Bunu, akıllarına dahi getirmediler. Üstelik, hatırlayalım, AKP Genel Başkanı, "Fırat'ın batısından doğusuna gitsinler!" demedi mi? "Suriye'de terör oluşumu istemiyoruz" demek yerine, "Fırat'ın doğusuna çekilsinler!" dendi.
Teröristler, Fırat'ın doğusuna çekildi, ABD'de onları silahlandırdı. Bu Türkiye için tehdit mi, tehdit. Şimdi tehdidi bertaraf etmek gerekiyor. Diyelim ki iktidar "kandırıldı!", Suriye'de ABD yanında olmanın yanlışlığını gördü ve doğrusunu yapmak istiyor.

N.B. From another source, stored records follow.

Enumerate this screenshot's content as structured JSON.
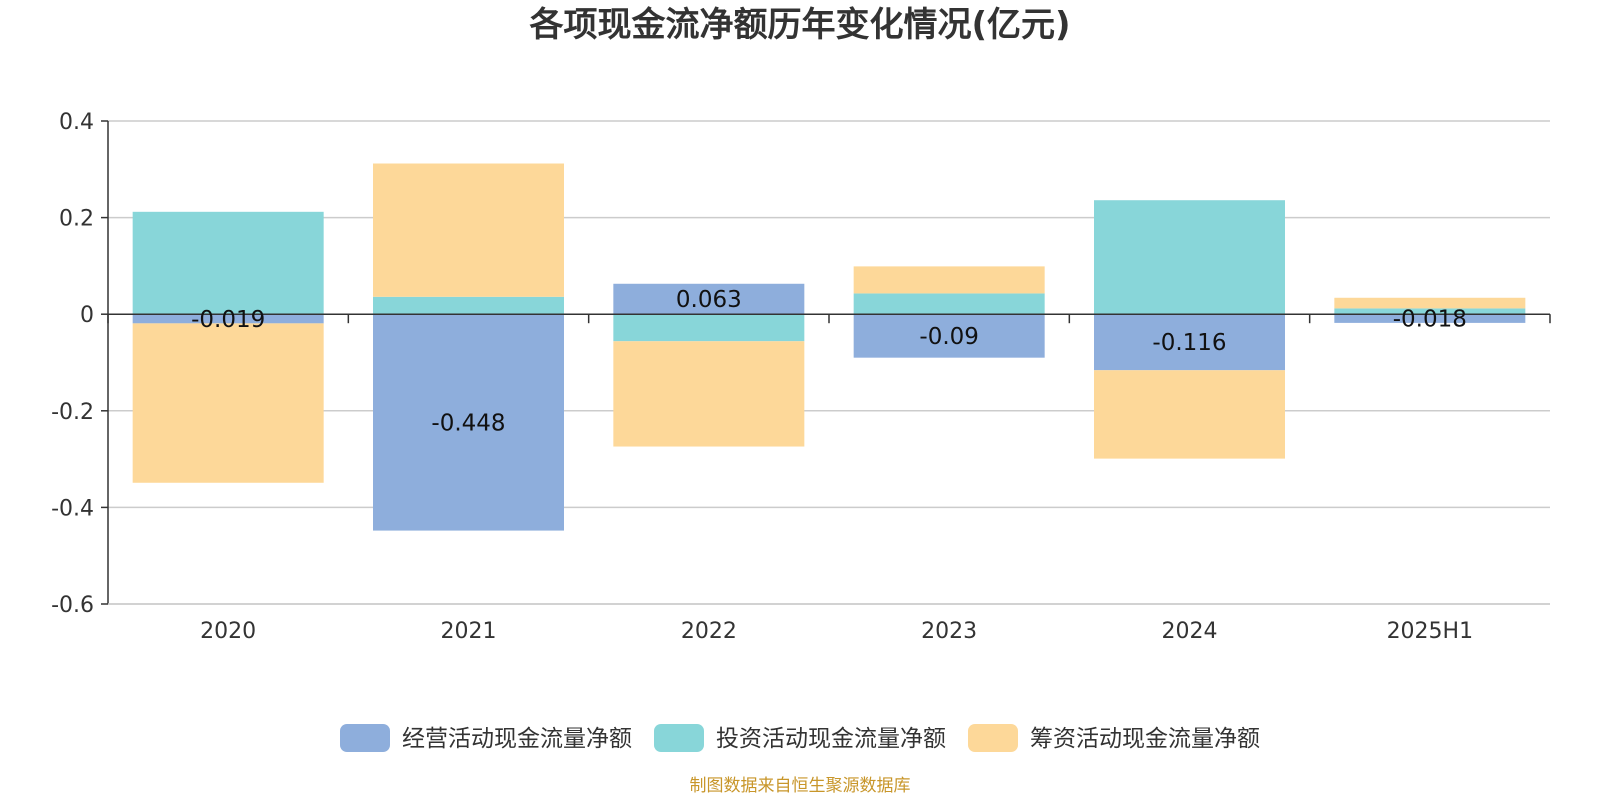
{
  "chart_data": {
    "type": "bar",
    "stacked": true,
    "title": "各项现金流净额历年变化情况(亿元)",
    "categories": [
      "2020",
      "2021",
      "2022",
      "2023",
      "2024",
      "2025H1"
    ],
    "ylim": [
      -0.6,
      0.4
    ],
    "yticks": [
      0.4,
      0.2,
      0,
      -0.2,
      -0.4,
      -0.6
    ],
    "ytick_labels": [
      "0.4",
      "0.2",
      "0",
      "-0.2",
      "-0.4",
      "-0.6"
    ],
    "grid": true,
    "legend_position": "bottom",
    "series": [
      {
        "name": "经营活动现金流量净额",
        "color": "#8eaedc",
        "values": [
          -0.019,
          -0.448,
          0.063,
          -0.09,
          -0.116,
          -0.018
        ],
        "labels": [
          "-0.019",
          "-0.448",
          "0.063",
          "-0.09",
          "-0.116",
          "-0.018"
        ]
      },
      {
        "name": "投资活动现金流量净额",
        "color": "#88d6d9",
        "values": [
          0.212,
          0.036,
          -0.056,
          0.043,
          0.236,
          0.012
        ]
      },
      {
        "name": "筹资活动现金流量净额",
        "color": "#fdd899",
        "values": [
          -0.33,
          0.276,
          -0.218,
          0.056,
          -0.183,
          0.022
        ]
      }
    ],
    "source": "制图数据来自恒生聚源数据库"
  }
}
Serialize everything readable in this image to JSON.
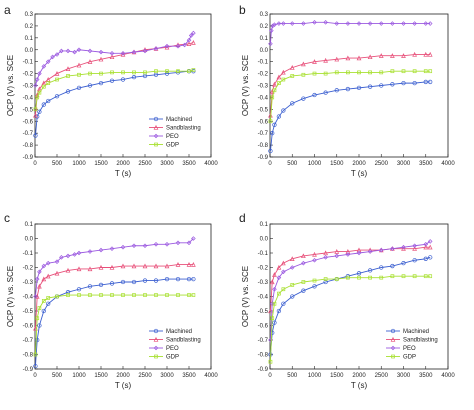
{
  "colors": {
    "Machined": "#3b5fd0",
    "Sandblasting": "#e8507a",
    "PEO": "#9b59e0",
    "GDP": "#a8e030",
    "axis": "#222222"
  },
  "chart_data": [
    {
      "panel_label": "a",
      "type": "line",
      "xlabel": "T (s)",
      "ylabel": "OCP (V) vs. SCE",
      "xlim": [
        0,
        4000
      ],
      "ylim": [
        -0.9,
        0.3
      ],
      "xticks": [
        0,
        500,
        1000,
        1500,
        2000,
        2500,
        3000,
        3500,
        4000
      ],
      "yticks": [
        -0.9,
        -0.8,
        -0.7,
        -0.6,
        -0.5,
        -0.4,
        -0.3,
        -0.2,
        -0.1,
        0.0,
        0.1,
        0.2,
        0.3
      ],
      "ytick_labels": [
        "-0.9",
        "-0.8",
        "-0.7",
        "-0.6",
        "-0.5",
        "-0.4",
        "-0.3",
        "-0.2",
        "-0.1",
        "0.0",
        "0.1",
        "0.2",
        "0.3"
      ],
      "legend": {
        "position": "bottom-right",
        "entries": [
          "Machined",
          "Sandblasting",
          "PEO",
          "GDP"
        ]
      },
      "series": [
        {
          "name": "Machined",
          "marker": "circle",
          "x": [
            10,
            50,
            100,
            200,
            300,
            500,
            750,
            1000,
            1250,
            1500,
            1750,
            2000,
            2250,
            2500,
            2750,
            3000,
            3250,
            3500,
            3600
          ],
          "y": [
            -0.72,
            -0.56,
            -0.52,
            -0.46,
            -0.43,
            -0.39,
            -0.35,
            -0.32,
            -0.3,
            -0.28,
            -0.26,
            -0.25,
            -0.23,
            -0.22,
            -0.21,
            -0.2,
            -0.19,
            -0.18,
            -0.18
          ]
        },
        {
          "name": "Sandblasting",
          "marker": "triangle",
          "x": [
            10,
            50,
            100,
            200,
            300,
            500,
            750,
            1000,
            1250,
            1500,
            1750,
            2000,
            2250,
            2500,
            2750,
            3000,
            3250,
            3500,
            3600
          ],
          "y": [
            -0.55,
            -0.38,
            -0.33,
            -0.28,
            -0.25,
            -0.2,
            -0.16,
            -0.13,
            -0.1,
            -0.08,
            -0.06,
            -0.04,
            -0.02,
            0.0,
            0.01,
            0.02,
            0.04,
            0.05,
            0.06
          ]
        },
        {
          "name": "PEO",
          "marker": "diamond",
          "x": [
            10,
            50,
            100,
            200,
            300,
            400,
            500,
            600,
            750,
            900,
            1000,
            1250,
            1500,
            1750,
            2000,
            2250,
            2500,
            2750,
            3000,
            3250,
            3400,
            3500,
            3550,
            3600
          ],
          "y": [
            -0.3,
            -0.25,
            -0.2,
            -0.14,
            -0.1,
            -0.06,
            -0.04,
            -0.01,
            -0.01,
            -0.02,
            0.0,
            -0.01,
            -0.02,
            -0.03,
            -0.03,
            -0.02,
            -0.01,
            0.01,
            0.03,
            0.03,
            0.04,
            0.08,
            0.12,
            0.14
          ]
        },
        {
          "name": "GDP",
          "marker": "square",
          "x": [
            10,
            50,
            100,
            200,
            300,
            500,
            750,
            1000,
            1250,
            1500,
            1750,
            2000,
            2250,
            2500,
            2750,
            3000,
            3250,
            3500,
            3600
          ],
          "y": [
            -0.5,
            -0.4,
            -0.36,
            -0.31,
            -0.28,
            -0.25,
            -0.22,
            -0.21,
            -0.2,
            -0.2,
            -0.19,
            -0.19,
            -0.19,
            -0.19,
            -0.18,
            -0.18,
            -0.18,
            -0.18,
            -0.17
          ]
        }
      ]
    },
    {
      "panel_label": "b",
      "type": "line",
      "xlabel": "T (s)",
      "ylabel": "OCP (V) vs. SCE",
      "xlim": [
        0,
        4000
      ],
      "ylim": [
        -0.9,
        0.3
      ],
      "xticks": [
        0,
        500,
        1000,
        1500,
        2000,
        2500,
        3000,
        3500,
        4000
      ],
      "yticks": [
        -0.9,
        -0.8,
        -0.7,
        -0.6,
        -0.5,
        -0.4,
        -0.3,
        -0.2,
        -0.1,
        0.0,
        0.1,
        0.2,
        0.3
      ],
      "ytick_labels": [
        "-0.9",
        "-0.8",
        "-0.7",
        "-0.6",
        "-0.5",
        "-0.4",
        "-0.3",
        "-0.2",
        "-0.1",
        "0.0",
        "0.1",
        "0.2",
        "0.3"
      ],
      "legend": {
        "position": "none",
        "entries": []
      },
      "series": [
        {
          "name": "Machined",
          "marker": "circle",
          "x": [
            10,
            50,
            100,
            200,
            300,
            500,
            750,
            1000,
            1250,
            1500,
            1750,
            2000,
            2250,
            2500,
            2750,
            3000,
            3250,
            3500,
            3600
          ],
          "y": [
            -0.85,
            -0.7,
            -0.63,
            -0.56,
            -0.51,
            -0.45,
            -0.41,
            -0.38,
            -0.36,
            -0.34,
            -0.33,
            -0.32,
            -0.31,
            -0.3,
            -0.29,
            -0.28,
            -0.28,
            -0.27,
            -0.27
          ]
        },
        {
          "name": "Sandblasting",
          "marker": "triangle",
          "x": [
            10,
            50,
            100,
            200,
            300,
            500,
            750,
            1000,
            1250,
            1500,
            1750,
            2000,
            2250,
            2500,
            2750,
            3000,
            3250,
            3500,
            3600
          ],
          "y": [
            -0.55,
            -0.35,
            -0.29,
            -0.23,
            -0.19,
            -0.15,
            -0.12,
            -0.1,
            -0.09,
            -0.08,
            -0.07,
            -0.07,
            -0.06,
            -0.05,
            -0.05,
            -0.05,
            -0.04,
            -0.04,
            -0.04
          ]
        },
        {
          "name": "PEO",
          "marker": "diamond",
          "x": [
            10,
            30,
            60,
            100,
            200,
            300,
            500,
            750,
            1000,
            1250,
            1500,
            1750,
            2000,
            2250,
            2500,
            2750,
            3000,
            3250,
            3500,
            3600
          ],
          "y": [
            0.05,
            0.16,
            0.2,
            0.21,
            0.22,
            0.22,
            0.22,
            0.22,
            0.23,
            0.23,
            0.22,
            0.22,
            0.22,
            0.22,
            0.22,
            0.22,
            0.22,
            0.22,
            0.22,
            0.22
          ]
        },
        {
          "name": "GDP",
          "marker": "square",
          "x": [
            10,
            50,
            100,
            200,
            300,
            500,
            750,
            1000,
            1250,
            1500,
            1750,
            2000,
            2250,
            2500,
            2750,
            3000,
            3250,
            3500,
            3600
          ],
          "y": [
            -0.6,
            -0.4,
            -0.34,
            -0.28,
            -0.25,
            -0.22,
            -0.21,
            -0.2,
            -0.2,
            -0.19,
            -0.19,
            -0.19,
            -0.19,
            -0.19,
            -0.18,
            -0.18,
            -0.18,
            -0.18,
            -0.18
          ]
        }
      ]
    },
    {
      "panel_label": "c",
      "type": "line",
      "xlabel": "T (s)",
      "ylabel": "OCP (V) vs. SCE",
      "xlim": [
        0,
        4000
      ],
      "ylim": [
        -0.9,
        0.1
      ],
      "xticks": [
        0,
        500,
        1000,
        1500,
        2000,
        2500,
        3000,
        3500,
        4000
      ],
      "yticks": [
        -0.9,
        -0.8,
        -0.7,
        -0.6,
        -0.5,
        -0.4,
        -0.3,
        -0.2,
        -0.1,
        0.0,
        0.1
      ],
      "ytick_labels": [
        "-0.9",
        "-0.8",
        "-0.7",
        "-0.6",
        "-0.5",
        "-0.4",
        "-0.3",
        "-0.2",
        "-0.1",
        "0.0",
        "0.1"
      ],
      "legend": {
        "position": "bottom-right",
        "entries": [
          "Machined",
          "Sandblasting",
          "PEO",
          "GDP"
        ]
      },
      "series": [
        {
          "name": "Machined",
          "marker": "circle",
          "x": [
            10,
            50,
            100,
            200,
            300,
            500,
            750,
            1000,
            1250,
            1500,
            1750,
            2000,
            2250,
            2500,
            2750,
            3000,
            3250,
            3500,
            3600
          ],
          "y": [
            -0.88,
            -0.7,
            -0.6,
            -0.5,
            -0.45,
            -0.4,
            -0.37,
            -0.35,
            -0.33,
            -0.32,
            -0.31,
            -0.3,
            -0.3,
            -0.29,
            -0.29,
            -0.28,
            -0.28,
            -0.28,
            -0.28
          ]
        },
        {
          "name": "Sandblasting",
          "marker": "triangle",
          "x": [
            10,
            50,
            100,
            200,
            300,
            500,
            750,
            1000,
            1250,
            1500,
            1750,
            2000,
            2250,
            2500,
            2750,
            3000,
            3250,
            3500,
            3600
          ],
          "y": [
            -0.62,
            -0.4,
            -0.33,
            -0.28,
            -0.26,
            -0.24,
            -0.22,
            -0.21,
            -0.21,
            -0.2,
            -0.2,
            -0.19,
            -0.19,
            -0.19,
            -0.19,
            -0.19,
            -0.18,
            -0.18,
            -0.18
          ]
        },
        {
          "name": "PEO",
          "marker": "diamond",
          "x": [
            10,
            50,
            100,
            200,
            300,
            500,
            600,
            750,
            900,
            1000,
            1250,
            1500,
            1750,
            2000,
            2250,
            2500,
            2750,
            3000,
            3250,
            3500,
            3600
          ],
          "y": [
            -0.4,
            -0.28,
            -0.23,
            -0.19,
            -0.17,
            -0.16,
            -0.13,
            -0.12,
            -0.11,
            -0.1,
            -0.09,
            -0.08,
            -0.07,
            -0.06,
            -0.05,
            -0.05,
            -0.04,
            -0.04,
            -0.03,
            -0.03,
            0.0
          ]
        },
        {
          "name": "GDP",
          "marker": "square",
          "x": [
            10,
            50,
            100,
            200,
            300,
            500,
            750,
            1000,
            1250,
            1500,
            1750,
            2000,
            2250,
            2500,
            2750,
            3000,
            3250,
            3500,
            3600
          ],
          "y": [
            -0.8,
            -0.55,
            -0.48,
            -0.43,
            -0.41,
            -0.4,
            -0.39,
            -0.39,
            -0.39,
            -0.39,
            -0.39,
            -0.39,
            -0.39,
            -0.39,
            -0.39,
            -0.39,
            -0.39,
            -0.39,
            -0.39
          ]
        }
      ]
    },
    {
      "panel_label": "d",
      "type": "line",
      "xlabel": "T (s)",
      "ylabel": "OCP (V) vs. SCE",
      "xlim": [
        0,
        4000
      ],
      "ylim": [
        -0.9,
        0.1
      ],
      "xticks": [
        0,
        500,
        1000,
        1500,
        2000,
        2500,
        3000,
        3500,
        4000
      ],
      "yticks": [
        -0.9,
        -0.8,
        -0.7,
        -0.6,
        -0.5,
        -0.4,
        -0.3,
        -0.2,
        -0.1,
        0.0,
        0.1
      ],
      "ytick_labels": [
        "-0.9",
        "-0.8",
        "-0.7",
        "-0.6",
        "-0.5",
        "-0.4",
        "-0.3",
        "-0.2",
        "-0.1",
        "0.0",
        "0.1"
      ],
      "legend": {
        "position": "bottom-right",
        "entries": [
          "Machined",
          "Sandblasting",
          "PEO",
          "GDP"
        ]
      },
      "series": [
        {
          "name": "Machined",
          "marker": "circle",
          "x": [
            10,
            50,
            100,
            200,
            300,
            500,
            750,
            1000,
            1250,
            1500,
            1750,
            2000,
            2250,
            2500,
            2750,
            3000,
            3250,
            3500,
            3600
          ],
          "y": [
            -0.8,
            -0.65,
            -0.58,
            -0.5,
            -0.45,
            -0.4,
            -0.36,
            -0.33,
            -0.3,
            -0.28,
            -0.26,
            -0.24,
            -0.22,
            -0.2,
            -0.19,
            -0.17,
            -0.15,
            -0.14,
            -0.13
          ]
        },
        {
          "name": "Sandblasting",
          "marker": "triangle",
          "x": [
            10,
            50,
            100,
            200,
            300,
            500,
            750,
            1000,
            1250,
            1500,
            1750,
            2000,
            2250,
            2500,
            2750,
            3000,
            3250,
            3500,
            3600
          ],
          "y": [
            -0.5,
            -0.3,
            -0.25,
            -0.2,
            -0.17,
            -0.14,
            -0.12,
            -0.11,
            -0.1,
            -0.09,
            -0.09,
            -0.08,
            -0.08,
            -0.08,
            -0.07,
            -0.07,
            -0.07,
            -0.06,
            -0.06
          ]
        },
        {
          "name": "PEO",
          "marker": "diamond",
          "x": [
            10,
            50,
            100,
            200,
            300,
            500,
            750,
            1000,
            1250,
            1500,
            1750,
            2000,
            2250,
            2500,
            2750,
            3000,
            3250,
            3500,
            3600
          ],
          "y": [
            -0.7,
            -0.45,
            -0.35,
            -0.27,
            -0.23,
            -0.2,
            -0.17,
            -0.15,
            -0.13,
            -0.12,
            -0.11,
            -0.1,
            -0.09,
            -0.08,
            -0.07,
            -0.06,
            -0.05,
            -0.04,
            -0.02
          ]
        },
        {
          "name": "GDP",
          "marker": "square",
          "x": [
            10,
            50,
            100,
            200,
            300,
            500,
            750,
            1000,
            1250,
            1500,
            1750,
            2000,
            2250,
            2500,
            2750,
            3000,
            3250,
            3500,
            3600
          ],
          "y": [
            -0.85,
            -0.55,
            -0.45,
            -0.38,
            -0.35,
            -0.32,
            -0.3,
            -0.29,
            -0.28,
            -0.28,
            -0.27,
            -0.27,
            -0.27,
            -0.27,
            -0.26,
            -0.26,
            -0.26,
            -0.26,
            -0.26
          ]
        }
      ]
    }
  ]
}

ABD ile birlikte Şam yönetimini devirmeye kalkmanın ağır sonuçlarını tahmin edemedi ve bugün her şeyi gördü "Allah ve milletim affetsin!" dedi, ne yapması lazım:
ABD ile "devriye" filan defterini kapatıp, Şam ile anlaşması gerekir. Şam yerine Moskova ile görüşmek, aynı şey değil. Ankara-Tahran-Bağdat ve Şam dörtlü olarak anlaşsın, dört ülkenin de toprak bütünlüğüne imza konsun, aksi durum savaş nedeni sayılsın, BOP çöker mi çökmez mi!
İşte bütün mesele burada;
Türkiye, BOP'tan yana mı, değil mi?
Hem yana hem değil, olmaz. BM'de "iyi konuşmak" işi çözmüyor, küresel proje yürüyor. Suriye bölündü, Irak bölündü, Türkiye, bölünme sürecinde, İran'sa hedefte. Daha yeni Akdeniz konusunda ABD ne dedi: Türkiye'nin Akdeniz'deki tavrı yasa dışı!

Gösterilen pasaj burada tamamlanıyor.